The year is 1986....and I am ten years old.

Cable television has landed in Great Britain for the first time, swelling the tv channel choice from our paltry 4 to about 50..albeit that 20 of these are in French, Italian or Spanish. Not much use to a young English lad from a council estate.

What it did do though was feed my obsession with "The Game"

For the first time we got to see live Serie A games. I became seduced by Juve, as I disliked Maradona at the time (Hand of God blah blah blah) and as a result wanted Napoli to lose. I saw parallels with the Turin club to that of my own. I cannot say i supported them..for i only support one team! But it was more like a school boy crush.

Through out the 1980s one thing was missing in English football...it was just TOO English. Crap stadiums and violent crowds detracted any sophistication away from the sport. We were an island nation behind a sheet of glass...looking outward. What we saw was great football, interesting punchlines to well written footy scripts. Dazzling skills. 30 yards screamers. Trophies galore. Of course, Heysel robbed us of European competition for 5 years (a necessary sentence at the time) and we all felt a bit hard done by. Our league was dominated by a boring nemesis of "1-0" Liverpool with the odd title from flair driven Everton, and "nearly as boring as Liverpool" Arsenal. The offside trap was about as tactical as it got!

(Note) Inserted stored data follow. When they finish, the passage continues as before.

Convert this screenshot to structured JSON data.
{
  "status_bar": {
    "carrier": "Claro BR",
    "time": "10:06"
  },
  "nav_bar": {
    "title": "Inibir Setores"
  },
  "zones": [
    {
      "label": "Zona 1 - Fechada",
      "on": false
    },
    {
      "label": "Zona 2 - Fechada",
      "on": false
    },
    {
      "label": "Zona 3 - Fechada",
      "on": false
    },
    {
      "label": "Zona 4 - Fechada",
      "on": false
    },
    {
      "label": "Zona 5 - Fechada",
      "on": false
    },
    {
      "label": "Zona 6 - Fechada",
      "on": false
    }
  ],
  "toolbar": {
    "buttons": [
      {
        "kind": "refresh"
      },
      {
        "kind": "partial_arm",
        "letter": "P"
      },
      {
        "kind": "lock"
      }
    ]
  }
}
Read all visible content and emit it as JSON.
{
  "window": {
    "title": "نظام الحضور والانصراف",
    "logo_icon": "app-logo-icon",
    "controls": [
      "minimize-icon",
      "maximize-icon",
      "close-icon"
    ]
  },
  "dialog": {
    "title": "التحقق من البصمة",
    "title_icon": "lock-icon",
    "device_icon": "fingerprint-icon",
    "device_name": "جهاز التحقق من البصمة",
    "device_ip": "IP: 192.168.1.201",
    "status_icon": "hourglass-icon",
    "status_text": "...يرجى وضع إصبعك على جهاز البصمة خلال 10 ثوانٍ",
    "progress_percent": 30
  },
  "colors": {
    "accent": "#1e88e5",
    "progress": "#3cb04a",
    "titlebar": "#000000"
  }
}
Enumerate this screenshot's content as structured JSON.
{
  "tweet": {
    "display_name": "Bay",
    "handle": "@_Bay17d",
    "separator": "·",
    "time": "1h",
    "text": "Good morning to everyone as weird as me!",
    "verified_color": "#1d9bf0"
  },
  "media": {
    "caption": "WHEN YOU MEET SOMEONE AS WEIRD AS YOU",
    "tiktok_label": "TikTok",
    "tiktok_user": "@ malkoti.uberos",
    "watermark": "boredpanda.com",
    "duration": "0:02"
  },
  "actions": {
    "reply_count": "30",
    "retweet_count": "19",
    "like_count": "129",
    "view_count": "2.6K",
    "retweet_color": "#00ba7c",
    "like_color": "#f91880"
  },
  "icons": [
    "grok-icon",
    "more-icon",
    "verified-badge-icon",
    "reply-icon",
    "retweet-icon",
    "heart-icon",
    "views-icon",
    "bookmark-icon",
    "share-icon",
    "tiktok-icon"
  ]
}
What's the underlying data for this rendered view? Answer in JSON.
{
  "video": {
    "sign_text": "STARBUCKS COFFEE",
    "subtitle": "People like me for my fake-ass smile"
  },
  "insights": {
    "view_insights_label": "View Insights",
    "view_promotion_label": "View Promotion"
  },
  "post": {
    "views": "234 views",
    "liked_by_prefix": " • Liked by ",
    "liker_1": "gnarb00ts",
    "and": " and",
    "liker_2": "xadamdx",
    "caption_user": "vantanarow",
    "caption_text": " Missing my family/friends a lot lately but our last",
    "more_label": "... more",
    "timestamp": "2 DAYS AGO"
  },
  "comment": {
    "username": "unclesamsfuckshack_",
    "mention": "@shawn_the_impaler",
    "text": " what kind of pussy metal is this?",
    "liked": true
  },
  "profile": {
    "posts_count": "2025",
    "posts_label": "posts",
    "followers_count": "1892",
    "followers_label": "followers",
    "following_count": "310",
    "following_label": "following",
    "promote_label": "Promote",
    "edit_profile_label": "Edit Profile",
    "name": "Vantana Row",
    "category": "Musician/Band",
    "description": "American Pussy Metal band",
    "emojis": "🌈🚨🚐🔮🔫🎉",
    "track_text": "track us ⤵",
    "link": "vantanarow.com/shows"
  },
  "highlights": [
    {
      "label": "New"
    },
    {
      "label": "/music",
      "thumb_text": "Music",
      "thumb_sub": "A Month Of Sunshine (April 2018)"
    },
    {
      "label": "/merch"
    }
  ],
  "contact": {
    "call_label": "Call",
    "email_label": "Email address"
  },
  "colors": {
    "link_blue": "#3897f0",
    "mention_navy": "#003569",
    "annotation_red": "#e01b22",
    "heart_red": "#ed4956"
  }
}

It was hard times and hard watching.

With the advent of the Premiership we saw our first real influx of foreigners. Many bemoaned that they were here "to make a quick buck at the end of their careers" as most of them were in their 30s. And in many ways they were partly right. But what it gave us was an inlet. A route through the sheet of glass surrounding us. A sporting Channel Tunnel as such. Europe realised that we didn't all eat fish and chips daily (just on Fridays!) and that the shops in London were "quite good". That not all English players were alcoholic beer monsters, mainly because Tony Adams and Paul Merson had drank the country dry on their own. And that our fans were reformed, amazingly due to the fact that we were forced to sit on our bums to watch our game rather than stand. It was an eye opener, and our Britpop country was considered cool.

I am writing this article and little history lesson because I am genuinely worried about the future plans in place for the game, considering the "restriction of foreigners" rulings. I do not sit in the camp that believes that foreign players have destroyed our national game by not allowing inferior English "talent" to show that they are actually rubbish (See Wiki for "Jody Morris") I think they have enriched us...everyone of them. Even Thomas Brolin when he signed for Leeds United & Crystal Palace, only for him to discover crisps and Fanta rather than score goals. It is also a restriction of freedom of movement and trade, but it seems that UEFA cares not about Democracy (mainly because they are entrenched in a more Imperialist time place)

But lets not get political! Because it clouds the issue.

Whatever the rule may be (7+4, 6+5, 10+whatever..), any restriction I feel will detract from quality. Luckily, my club would have less problems than others. We all know that Arsenal are more French than The Eiffel Tower. But I hate the idea that someone, somewhere will go "You cant sign him 'cos you've got that Serbian", or "Oh we will have to get that average English lad in, cos we cant sign that great Brazilian" Maybe its just because i support Manchester United. But I actually think we would suffer less than the Bolton Wanderers and Portsmouths of this world. So it is the game that loses out, not my team.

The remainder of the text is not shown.